Kyoto va tailler les tiges à Arashiyama pour dissuader les graffitis
KYOTO—Le gouvernement de la ville expérimente des moyens d'empêcher les touristes de graver des graffitis sur le paysage. La bambouseraie Chikurin no Komichi en la coupant hors de portée.
Le plan est de couper les tiges dégradées et normales le long du sentier du district d'Arashiyama qui se trouve derrière une clôture en bambou. Les autorités envisagent d'augmenter les réductions à l'avenir tout en préservant le paysage.
Le gouvernement de la ville ainsi que les organisations locales de préservation d'Arashiyama ont accepté le plan lors d'une réunion dans la soirée du 5 novembre.
Le 6 novembre, le personnel gouvernemental a visité le tronçon appartenant à la ville à l'entrée du sentier pour décider quelles tiges couper. Vingt-deux tiges ont été choisies dans une zone de 30 mètres de long et d'un mètre de large. Quatre d'entre eux portaient des graffitis.
Le travail sera effectué par une entreprise locale de pousse-pousse et par Kyoto Hatsu Take Ryuiki Kankyo Net (réseau de bambou et d'environnement de Kyoto), une organisation locale à but non lucratif dont le thème est les problèmes forestiers abandonnés.
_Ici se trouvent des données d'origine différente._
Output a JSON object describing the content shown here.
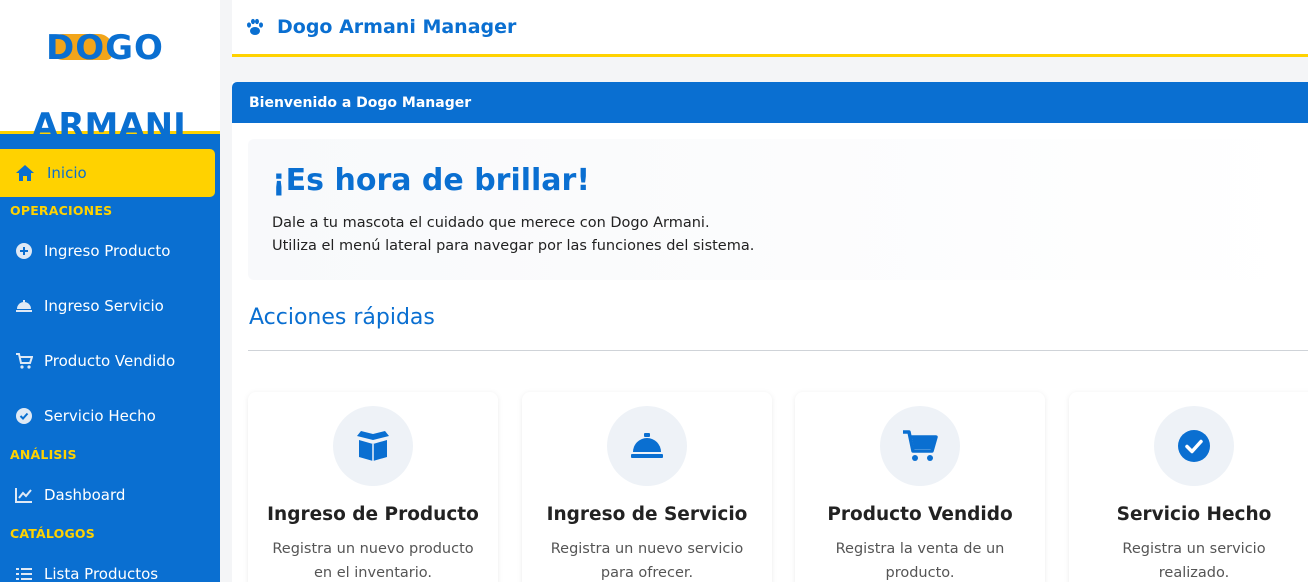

Lors de la réunion, les résidents locaux ont exprimé leurs opinions. Les déclarations comprenaient des observations telles que : « Si nous laissons les graffitis, les contrevenants imitateurs augmenteront. Nous voulons que la ville fasse un effort approfondi pour promouvoir les bonnes manières parmi les touristes. »
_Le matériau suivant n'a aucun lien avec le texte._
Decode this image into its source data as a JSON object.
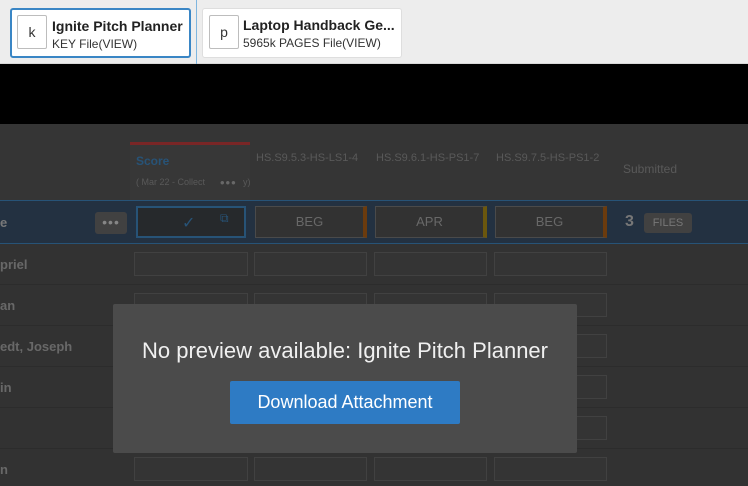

Un autre a suggéré des conséquences juridiques : « Est-il possible d’adopter une position ferme selon laquelle le graffiti est un crime, comme à Singapour ?
Le sentier de la bambouseraie Chikurin no Komichi et ses environs font partie de la « Zone spéciale de conservation d'Ogurayama pour les paysages historiques » désignée en vertu de la loi sur la préservation des anciennes capitales.
« Nous voulons protéger les paysages précieux et l'atmosphère unique du district d'Arashiyama », a déclaré Misao Hashimoto, responsable de la division de conservation des paysages du gouvernement de Kyoto.
Selon le gouvernement de la ville et d'autres sources, les cas de graffitis ont rapidement augmenté depuis ce printemps.
Une enquête municipale menée en octobre sur la zone dont elle est propriétaire a révélé environ 350 tiges marquées. La plupart des graffitis étaient en lettres romaines avec une poignée de caractères japonais et chinois ainsi que du Hangul.